Le choix tactique pro-américain des gouvernements de l'Europe Centrale et
Orientale dénote l'absence dramatique d'une stratégie nationale coordonnée à
l'Europe: les élites politiques de la région témoignent d'une incapacité à
penser l'intégration européenne comme un choix de société. Comme si sortir
du communisme n'avait pas signifié, pour les pays concernés, abandonner un
projet de société au profit d'un autre, censé fonder un nouveau corps
politique. Le communisme a tout simplement été renvoyé comme le produit
économique et social d'une situation géostratégique inactuelle, caractérisée
par le déclin de l'URSS, et qui devrait être remplacée par une autre
conjoncture stratégique, organisée par les Etats-Unis.
Selon cette vision, le communisme a été le fruit d'une mauvaise alliance,
d'une alliance imposée par la contrainte soviétique. La démocratie est donc
le contenu institutionnel d'une bonne alliance, nouée avec l'Occident
atlantique. Les gouvernements post-communistes pensent encore à travers le
prisme de la guerre froide, treize ans après sa fin officielle: il existe,
selon eux, deux camps militaires et autant de systèmes politiques. Et
puisqu'on est passé d'un régime à l'autre, il conviendrait de transférer
aussi les allégeances internationales d'une alliance à l'autre.

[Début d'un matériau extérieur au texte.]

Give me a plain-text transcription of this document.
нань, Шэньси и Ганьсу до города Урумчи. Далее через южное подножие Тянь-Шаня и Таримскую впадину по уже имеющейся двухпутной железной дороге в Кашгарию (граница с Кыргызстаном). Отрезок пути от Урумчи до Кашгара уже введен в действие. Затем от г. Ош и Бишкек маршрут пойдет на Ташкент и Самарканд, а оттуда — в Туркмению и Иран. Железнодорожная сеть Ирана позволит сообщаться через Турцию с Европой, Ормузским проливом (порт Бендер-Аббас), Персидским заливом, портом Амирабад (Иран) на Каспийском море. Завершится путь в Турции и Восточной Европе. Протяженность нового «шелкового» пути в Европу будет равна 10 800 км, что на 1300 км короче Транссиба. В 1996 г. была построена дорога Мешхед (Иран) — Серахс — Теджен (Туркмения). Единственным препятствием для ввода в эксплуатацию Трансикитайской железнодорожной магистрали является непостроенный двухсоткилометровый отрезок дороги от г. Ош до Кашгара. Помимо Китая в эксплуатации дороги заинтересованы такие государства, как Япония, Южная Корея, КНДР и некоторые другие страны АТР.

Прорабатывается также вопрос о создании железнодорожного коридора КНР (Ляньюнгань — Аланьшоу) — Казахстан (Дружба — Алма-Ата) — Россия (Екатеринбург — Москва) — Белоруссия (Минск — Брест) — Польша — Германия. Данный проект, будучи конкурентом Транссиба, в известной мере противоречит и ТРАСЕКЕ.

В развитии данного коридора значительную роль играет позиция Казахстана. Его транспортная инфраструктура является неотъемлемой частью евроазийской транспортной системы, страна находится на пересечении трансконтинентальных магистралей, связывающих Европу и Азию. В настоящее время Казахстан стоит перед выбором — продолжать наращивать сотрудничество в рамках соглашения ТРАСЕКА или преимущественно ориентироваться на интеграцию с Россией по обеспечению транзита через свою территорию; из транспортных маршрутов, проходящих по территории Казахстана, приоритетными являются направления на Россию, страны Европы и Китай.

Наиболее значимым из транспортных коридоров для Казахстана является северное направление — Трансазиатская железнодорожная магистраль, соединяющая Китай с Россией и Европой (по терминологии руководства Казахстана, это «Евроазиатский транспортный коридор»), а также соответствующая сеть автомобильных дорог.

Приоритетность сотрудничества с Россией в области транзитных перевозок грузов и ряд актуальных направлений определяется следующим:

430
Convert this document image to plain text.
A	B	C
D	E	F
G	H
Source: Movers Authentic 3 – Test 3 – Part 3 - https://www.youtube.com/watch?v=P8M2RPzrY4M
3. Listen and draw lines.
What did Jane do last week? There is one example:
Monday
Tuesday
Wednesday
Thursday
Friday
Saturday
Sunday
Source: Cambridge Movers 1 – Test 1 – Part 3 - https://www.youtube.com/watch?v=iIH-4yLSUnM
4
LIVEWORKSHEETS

Autrement dit, la démocratie elle-même ne saurait être un choix valide que
si ce choix est entériné par la puissance qui, pendant la guerre froide,
avait défendu la démocratie. Bien plus, la démocratie est un bon choix,
voire le seul choix, justement parce que l'Union Soviétique a perdu la
guerre froide.
Dans une telle perspective, l'Union Européenne n'est plus qu'un auxiliaire
économique de l'intégration dans un espace occidental indivisible et
hiérarchique, formé autour de l'Amérique, et systématiquement décrit comme
«euro-atlantique».
Heureusement, il existe - sans tribune, mais bien réelle - une autre opinion
au sein des pays de l'Europe Centrale et Orientale. C'est l'opinion de ces
citoyens qui voient dans l'Union Européenne un appel à un travail des
sociétés sur elles-mêmes, travail qui, selon la célèbre formule de Romano
Prodi, demande «du sang et des larmes». Refuser cette démarche au profit
d'une politique ostentatoire en direction du gouvernement américain, revient
à se complaire dans le spectacle des larmes et du sang des autres.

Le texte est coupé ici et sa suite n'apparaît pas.